Verified answer

The infinite sum is the limit of a sequence of partial sums. So this is easy if you already have the property that sequence A is (a_1, a_2, ...), sequence B is (b_1, b_2, ...) and each sequence approaches a limit as n->infinity, then the sequence (a_1*b_1, a_2*b_2, ..., a_n*b_n, ...) also has a limit:

(lim a_n) (lim b_n) = lim (a_n*b_n)

(read "_n" as "sub n", and let the limits be from n=1 to infinity.)

Since an infinite sum is defined as the limit of a sequence of partial sums,

s_n = Σ_n a_i = a_1 + a_2 + ... + a_n .... (Σ_n is sum from i=1 to n, here)

s = Σ s_n = lim/n->oo s_n .... (Σ is sum from 1 to infinity (oo) and lim/n->oo is limit as n->oo)

Then:

cs = c * lim/n->00 s_n .... mulitply both sides by c

= lim/n->oo cs_n .... apply product of sequences formula from above

But cs_n is c times the finite sum Σ_n a_i, so the distributive law applies and that is equal to:

cs = lim/n->oo Σ_n ca_i

So that limit exists, whenever s=Σa_i converges.

That the "if part", The "only if" part is valid only if c is nonzero.
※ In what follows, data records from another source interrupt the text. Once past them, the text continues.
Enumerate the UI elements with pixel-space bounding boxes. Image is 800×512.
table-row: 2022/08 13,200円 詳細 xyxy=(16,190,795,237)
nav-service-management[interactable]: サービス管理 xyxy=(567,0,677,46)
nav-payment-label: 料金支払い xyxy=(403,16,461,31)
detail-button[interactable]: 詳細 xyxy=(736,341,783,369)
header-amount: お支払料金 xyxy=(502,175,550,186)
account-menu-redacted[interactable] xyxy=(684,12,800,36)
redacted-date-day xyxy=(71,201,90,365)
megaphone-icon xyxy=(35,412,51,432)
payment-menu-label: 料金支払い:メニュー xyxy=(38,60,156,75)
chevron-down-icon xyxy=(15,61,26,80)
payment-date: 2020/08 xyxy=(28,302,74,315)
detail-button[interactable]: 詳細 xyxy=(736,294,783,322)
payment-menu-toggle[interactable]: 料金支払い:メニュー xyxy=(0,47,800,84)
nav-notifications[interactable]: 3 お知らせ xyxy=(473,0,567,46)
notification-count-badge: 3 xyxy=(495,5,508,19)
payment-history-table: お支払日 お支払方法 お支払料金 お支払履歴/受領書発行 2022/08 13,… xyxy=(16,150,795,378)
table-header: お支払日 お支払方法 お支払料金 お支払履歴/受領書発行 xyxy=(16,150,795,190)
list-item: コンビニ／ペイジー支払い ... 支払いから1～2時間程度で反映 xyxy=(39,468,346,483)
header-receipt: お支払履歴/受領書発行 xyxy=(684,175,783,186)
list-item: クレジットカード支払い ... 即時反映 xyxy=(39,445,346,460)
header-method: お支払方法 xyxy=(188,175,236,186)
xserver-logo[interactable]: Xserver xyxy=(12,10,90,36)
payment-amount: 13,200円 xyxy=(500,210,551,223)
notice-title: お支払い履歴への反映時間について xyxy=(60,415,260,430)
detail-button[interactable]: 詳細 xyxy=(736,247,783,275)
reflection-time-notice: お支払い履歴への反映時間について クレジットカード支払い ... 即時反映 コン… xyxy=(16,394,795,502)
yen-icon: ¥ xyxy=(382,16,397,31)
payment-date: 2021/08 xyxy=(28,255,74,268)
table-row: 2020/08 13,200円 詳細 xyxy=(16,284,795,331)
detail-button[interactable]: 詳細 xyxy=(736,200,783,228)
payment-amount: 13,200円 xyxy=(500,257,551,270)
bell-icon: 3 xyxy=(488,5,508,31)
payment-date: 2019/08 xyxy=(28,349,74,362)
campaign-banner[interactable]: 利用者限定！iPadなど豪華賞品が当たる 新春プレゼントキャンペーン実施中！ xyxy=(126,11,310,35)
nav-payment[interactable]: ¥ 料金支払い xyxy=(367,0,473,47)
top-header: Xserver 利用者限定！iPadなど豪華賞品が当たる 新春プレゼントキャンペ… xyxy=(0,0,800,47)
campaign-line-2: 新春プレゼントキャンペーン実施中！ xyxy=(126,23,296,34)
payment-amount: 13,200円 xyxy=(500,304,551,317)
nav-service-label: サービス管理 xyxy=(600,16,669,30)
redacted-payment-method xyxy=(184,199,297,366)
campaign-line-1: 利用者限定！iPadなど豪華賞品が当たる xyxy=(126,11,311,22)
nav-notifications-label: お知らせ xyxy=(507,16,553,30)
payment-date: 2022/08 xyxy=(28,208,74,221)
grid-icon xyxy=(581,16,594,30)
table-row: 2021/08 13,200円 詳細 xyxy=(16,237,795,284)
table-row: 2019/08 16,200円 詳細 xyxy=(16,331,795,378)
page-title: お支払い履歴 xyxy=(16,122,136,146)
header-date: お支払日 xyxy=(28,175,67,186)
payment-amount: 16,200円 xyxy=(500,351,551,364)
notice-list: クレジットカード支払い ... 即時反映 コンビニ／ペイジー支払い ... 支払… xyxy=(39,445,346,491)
You can't conclude that Σa_i converges just because Σ 0*a_i does. So, presume c is nonzero and let c' = 1/c, a'_i = ca_i. Then if Σ ca_i converges, that means Σa'_i converges, which (from above) means that Σc'a'_i converges, and that just the sum Σa_i, so if Σca_i converges, so does Σa_i.